The good news is that sperm often recovers after cancer treatment. Some experience temporary infertility due to their symptoms — high fevers can impact sperm quality, for instance, found a study in Human Reproduction — and radiation and chemotherapy also cause adverse effects. But sperm production can bounce back. Livestrong reported that when sperm recovers, men can usually conceive within three years of successful therapy. But a lot depends on the type of cancer diagnosed, and the treatment prescribed.
For instance, men with testicular cancer may have one testicle removed. As long as the remaining testicle functions, many still go on to father children. Chemotherapy is more harmful, but the risk of infertility depends on several factors — the drug used, its dose, and the patient's age all come into play, according to the American Cancer Society. But it's not only the pelvic region you have to worry about. Cranial radiation can also devastate male fertility because of its effects on glands in the brain that release hormones crucial to reproduction, noted Livestrong.
Romper spoke with Nilesh Vora, M.D., an oncologist-hematologist at Long Beach Memorial Medical Center. He considers chemotherapeutic drugs involving alkylating agents to be especially problematic, as well as radiation to the testes. According to Vora, Hodgkin's lymphoma, testicular cancer, and acute leukemia are the cancers most associated with fertility issues.
If your partner's recently received a cancer diagnosis, he can take steps to preserve his fertility. Vora suggests he ask his oncologist about his chosen treatment, and its possible impact. If the treatment puts him at a high risk for sterility, it's time to visit a fertility specialist.
"We've been freezing sperm in sperm banks for the last 50 years," Jane Frederick, MD, FACOG, tells Romper. Frederick is a world-renowned reproductive endocrinologist at Saddleback Memorial Medical Center in Laguna Hills, California. "The egg has been more difficult to freeze because it requires a surgery. It requires hormones for 10 days. It requires that the egg be of good quality, and women have a limited number of eggs." But it's different for men, she explains, who regenerate sperm every 75 days, and often have babies in their 60s and 70s (think Charlie Chaplin, a father at 73).

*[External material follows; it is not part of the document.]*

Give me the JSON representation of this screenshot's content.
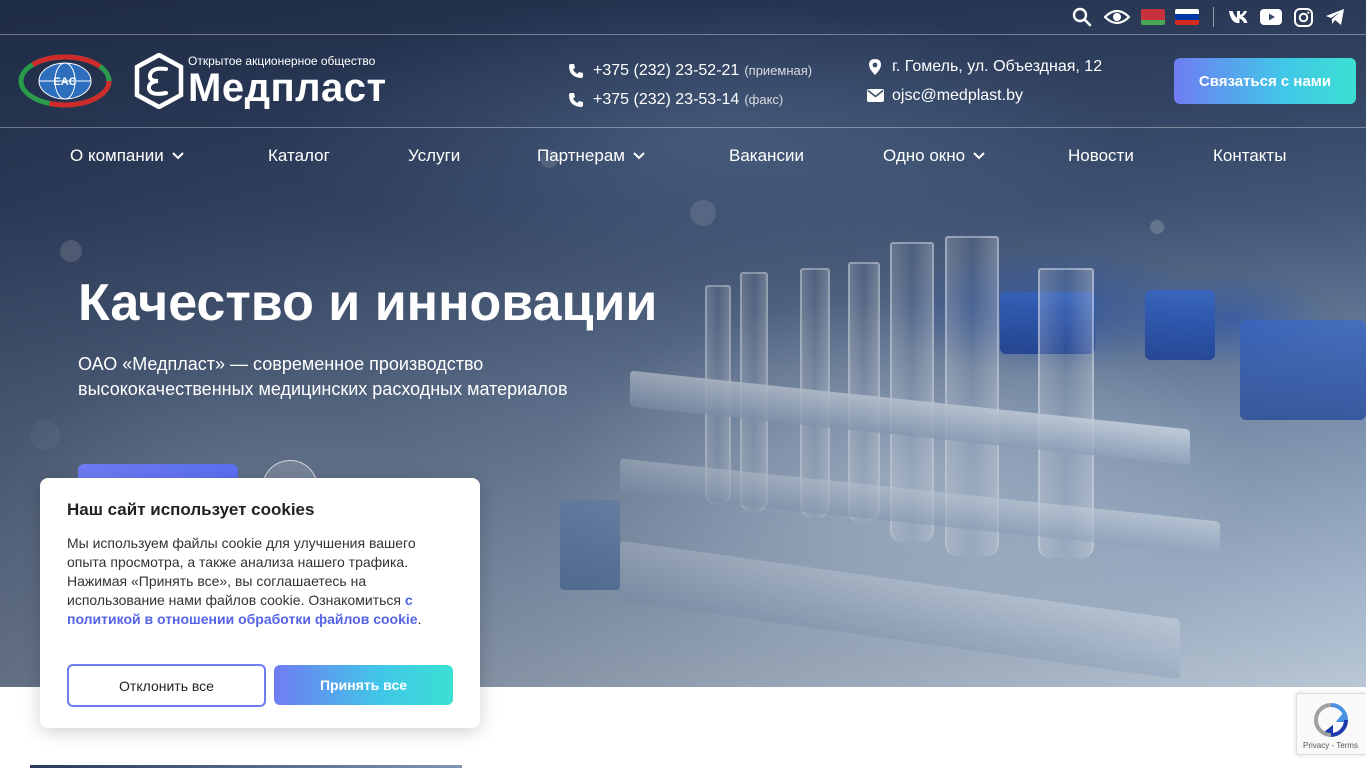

"The sperm is a sturdy piece of tissue," notes Frederick. "And the head is very dense. You get millions of sperm in each ejaculate, millions. And when you freeze it, usually you don't need that many to get someone pregnant with an in-vitro cycle down the road."
Sperm banking is great insurance against possible fertility loss. It's also a hopeful act, one focused on the future in an a time of existential crisis. To learn more about how cancer affects male fertility, visit Livestrong. The organization boasts an admirable collection of resources for both men and women looking to preserve their fertility.
If you've fallen for a cancer survivor, you already know that survivors are as resilient as it gets. Your partner might or might not have lost his ability to father children in the fight against cancer. Only a visit to a reproductive endocrinologist — and a semen analysis — will tell for sure. Remember that if fertility is an issue, many family-building options remain available. There's no wrong path to parenthood, only differences in the terrain.